On Saturday October 15th more than 80 concerned residents attended a meeting at St Martins Chapel in Blackwood to discuss recent gold mining activity and salvage logging in the surrounding Wombat State Forest.

Speakers including Dave Stephens (a local forest campaigner for over 20 years), Gayle Osborne (of Wombat Forestcare) and members of local group, No Wombat Gold, discussed the potential effects of extractive industries operating in the area and how residents can act to protect Wombat Forest.

Exploratory gold drilling was uncovered near Shaws Lake in June 2020, and another exploratory mining license has since been granted. A prospecting license and another exploratory license are currently being reviewed by Earth Resources.

In June 2022, approximately two acres of trees and vegetation were cleared for machinery and a log landing by VicForestsin at Babbington Hill. This area is just one of 175 salvage coupes in the Wombat that are part of VicForests’ controversial salvage Timber Utilisation Plan. In recent weeks Blackwood and Barrys Reef residents have received letters stating that similar operations would begin in coupes surrounding the towns from October.

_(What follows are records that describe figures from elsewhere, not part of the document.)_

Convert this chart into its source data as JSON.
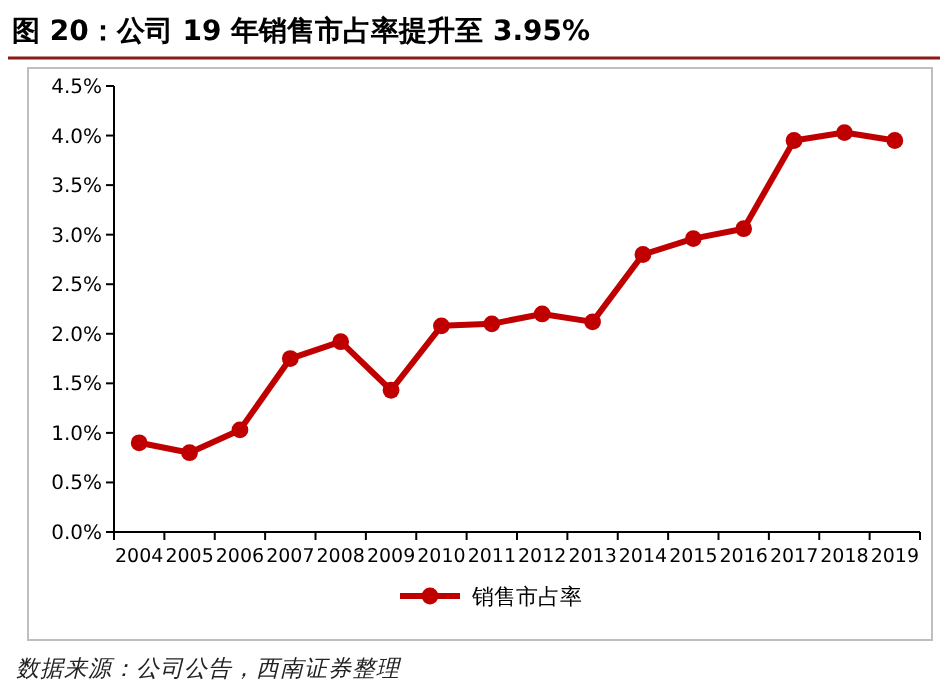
{
  "chart_data": {
    "type": "line",
    "title": "**图 20：公司 19 年销售市占率提升至 3.95%**",
    "categories": [
      "2004",
      "2005",
      "2006",
      "2007",
      "2008",
      "2009",
      "2010",
      "2011",
      "2012",
      "2013",
      "2014",
      "2015",
      "2016",
      "2017",
      "2018",
      "2019"
    ],
    "series": [
      {
        "name": "销售市占率",
        "color": "#c00000",
        "values": [
          0.9,
          0.8,
          1.03,
          1.75,
          1.92,
          1.43,
          2.08,
          2.1,
          2.2,
          2.12,
          2.8,
          2.96,
          3.06,
          3.95,
          4.03,
          3.95
        ]
      }
    ],
    "ylim": [
      0,
      4.5
    ],
    "yticks": [
      {
        "value": 0,
        "label": "0.0%"
      },
      {
        "value": 0.5,
        "label": "0.5%"
      },
      {
        "value": 1,
        "label": "1.0%"
      },
      {
        "value": 1.5,
        "label": "1.5%"
      },
      {
        "value": 2,
        "label": "2.0%"
      },
      {
        "value": 2.5,
        "label": "2.5%"
      },
      {
        "value": 3,
        "label": "3.0%"
      },
      {
        "value": 3.5,
        "label": "3.5%"
      },
      {
        "value": 4,
        "label": "4.0%"
      },
      {
        "value": 4.5,
        "label": "4.5%"
      }
    ],
    "marker": "circle",
    "legend": "bottom",
    "annotations": [
      "*数据来源：公司公告，西南证券整理*"
    ]
  }
}
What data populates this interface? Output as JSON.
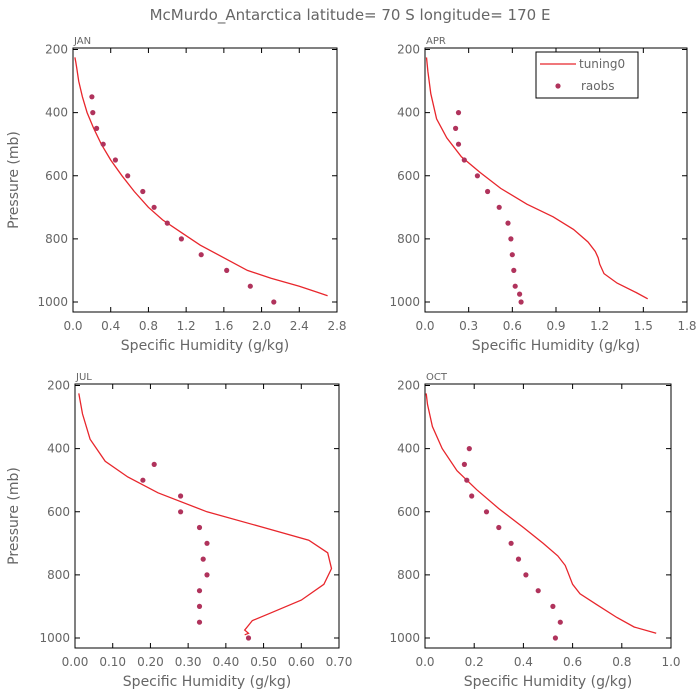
{
  "title": "McMurdo_Antarctica  latitude= 70 S longitude= 170 E",
  "colors": {
    "model": "#e8262c",
    "obs": "#b0335c",
    "axes": "#000000",
    "text": "#666666"
  },
  "legend": {
    "model": "tuning0",
    "obs": "raobs",
    "placement": "top-right of APR panel"
  },
  "chart_data": [
    {
      "type": "line",
      "panel": "JAN",
      "xlabel": "Specific Humidity (g/kg)",
      "ylabel": "Pressure (mb)",
      "xlim": [
        0,
        2.8
      ],
      "ylim": [
        1000,
        200
      ],
      "xticks": [
        "0.0",
        "0.4",
        "0.8",
        "1.2",
        "1.6",
        "2.0",
        "2.4",
        "2.8"
      ],
      "yticks": [
        "200",
        "400",
        "600",
        "800",
        "1000"
      ],
      "series": [
        {
          "name": "tuning0",
          "kind": "line",
          "x": [
            2.7,
            2.6,
            2.4,
            2.1,
            1.85,
            1.6,
            1.35,
            1.15,
            0.95,
            0.8,
            0.65,
            0.52,
            0.4,
            0.3,
            0.22,
            0.15,
            0.1,
            0.06,
            0.04,
            0.03,
            0.02
          ],
          "y": [
            980,
            970,
            950,
            925,
            900,
            860,
            820,
            780,
            740,
            700,
            650,
            600,
            550,
            500,
            450,
            400,
            350,
            300,
            260,
            240,
            225
          ]
        },
        {
          "name": "raobs",
          "kind": "points",
          "x": [
            2.13,
            1.88,
            1.63,
            1.36,
            1.15,
            1.0,
            0.86,
            0.74,
            0.58,
            0.45,
            0.32,
            0.25,
            0.21,
            0.2
          ],
          "y": [
            1000,
            950,
            900,
            850,
            800,
            750,
            700,
            650,
            600,
            550,
            500,
            450,
            400,
            350
          ]
        }
      ]
    },
    {
      "type": "line",
      "panel": "APR",
      "xlabel": "Specific Humidity (g/kg)",
      "ylabel": "",
      "xlim": [
        0,
        1.8
      ],
      "ylim": [
        1000,
        200
      ],
      "xticks": [
        "0.0",
        "0.3",
        "0.6",
        "0.9",
        "1.2",
        "1.5",
        "1.8"
      ],
      "yticks": [
        "200",
        "400",
        "600",
        "800",
        "1000"
      ],
      "series": [
        {
          "name": "tuning0",
          "kind": "line",
          "x": [
            1.53,
            1.45,
            1.32,
            1.23,
            1.2,
            1.19,
            1.17,
            1.12,
            1.02,
            0.88,
            0.7,
            0.52,
            0.38,
            0.25,
            0.15,
            0.08,
            0.04,
            0.02,
            0.01
          ],
          "y": [
            990,
            970,
            940,
            910,
            880,
            860,
            840,
            810,
            770,
            730,
            690,
            640,
            590,
            540,
            480,
            420,
            340,
            270,
            225
          ]
        },
        {
          "name": "raobs",
          "kind": "points",
          "x": [
            0.66,
            0.65,
            0.62,
            0.61,
            0.6,
            0.59,
            0.57,
            0.51,
            0.43,
            0.36,
            0.27,
            0.23,
            0.21,
            0.23
          ],
          "y": [
            1000,
            975,
            950,
            900,
            850,
            800,
            750,
            700,
            650,
            600,
            550,
            500,
            450,
            400
          ]
        }
      ]
    },
    {
      "type": "line",
      "panel": "JUL",
      "xlabel": "Specific Humidity (g/kg)",
      "ylabel": "Pressure (mb)",
      "xlim": [
        0,
        0.7
      ],
      "ylim": [
        1000,
        200
      ],
      "xticks": [
        "0.00",
        "0.10",
        "0.20",
        "0.30",
        "0.40",
        "0.50",
        "0.60",
        "0.70"
      ],
      "yticks": [
        "200",
        "400",
        "600",
        "800",
        "1000"
      ],
      "series": [
        {
          "name": "tuning0",
          "kind": "line",
          "x": [
            0.45,
            0.46,
            0.45,
            0.46,
            0.47,
            0.52,
            0.6,
            0.66,
            0.68,
            0.67,
            0.62,
            0.5,
            0.35,
            0.22,
            0.14,
            0.08,
            0.04,
            0.02,
            0.01
          ],
          "y": [
            990,
            985,
            975,
            960,
            945,
            920,
            880,
            830,
            780,
            730,
            690,
            650,
            600,
            540,
            490,
            440,
            370,
            290,
            225
          ]
        },
        {
          "name": "raobs",
          "kind": "points",
          "x": [
            0.46,
            0.33,
            0.33,
            0.33,
            0.35,
            0.34,
            0.35,
            0.33,
            0.28,
            0.28,
            0.18,
            0.21
          ],
          "y": [
            1000,
            950,
            900,
            850,
            800,
            750,
            700,
            650,
            600,
            550,
            500,
            450
          ]
        }
      ]
    },
    {
      "type": "line",
      "panel": "OCT",
      "xlabel": "Specific Humidity (g/kg)",
      "ylabel": "",
      "xlim": [
        0,
        1.0
      ],
      "ylim": [
        1000,
        200
      ],
      "xticks": [
        "0.0",
        "0.2",
        "0.4",
        "0.6",
        "0.8",
        "1.0"
      ],
      "yticks": [
        "200",
        "400",
        "600",
        "800",
        "1000"
      ],
      "series": [
        {
          "name": "tuning0",
          "kind": "line",
          "x": [
            0.94,
            0.85,
            0.78,
            0.7,
            0.63,
            0.6,
            0.58,
            0.57,
            0.54,
            0.48,
            0.4,
            0.3,
            0.21,
            0.13,
            0.07,
            0.03,
            0.01,
            0.005
          ],
          "y": [
            985,
            965,
            935,
            895,
            860,
            830,
            790,
            770,
            740,
            700,
            650,
            590,
            530,
            470,
            400,
            330,
            260,
            225
          ]
        },
        {
          "name": "raobs",
          "kind": "points",
          "x": [
            0.53,
            0.55,
            0.52,
            0.46,
            0.41,
            0.38,
            0.35,
            0.3,
            0.25,
            0.19,
            0.17,
            0.16,
            0.18
          ],
          "y": [
            1000,
            950,
            900,
            850,
            800,
            750,
            700,
            650,
            600,
            550,
            500,
            450,
            400
          ]
        }
      ]
    }
  ]
}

Environmentalists and ecologists have expressed concern that the salvage logging operation will increase the likelihood and severity of bushfires but VicForests claims that fire mitigation is one of the main reasons for the operation.

Both logging and mining have the potential to impact Blackwood’s water supply and because the area also sits in the headwaters of the Lerderderg River, there could also be impacts downstream all the way to Melton. Other potential impacts include noise pollution, traffic and road destruction from large trucks and negative impacts on tourism and local business. Clearing bushland also has potentially devastating effects on local flora, fauna and fungi including many threatened and endangered species such as the Greater Glider and the Mountain Skink.

In June this year the Victorian Government tabled their response to the Victorian Environmental Assessment Council’s Central West investigation report. A new Wombat-Lerderderg National Park and a number of regional parks were to be created, but since then the government has failed to legislate the promised parks.

The Victorian Government stated that the Wombat-Lerderderg National Park would be used in accordance with the general recommendations for national parks including to “permanently protect the natural environment and natural biodiversity along with underlying ecological structure and supporting environmental processes.” Continued logging and mining activities in the Wombat Forest appear to be inconsistent with that recommentation.

The Blackwood meeting resolved to write to local member, Mary-Anne Thomas, to request that the Premier and Cabinet impose a moratorium on all licenses, permits and works for all commercial log removal and mining activities in the Wombat Forest until the planned legislation is proclaimed granting National Park and Regional Park status.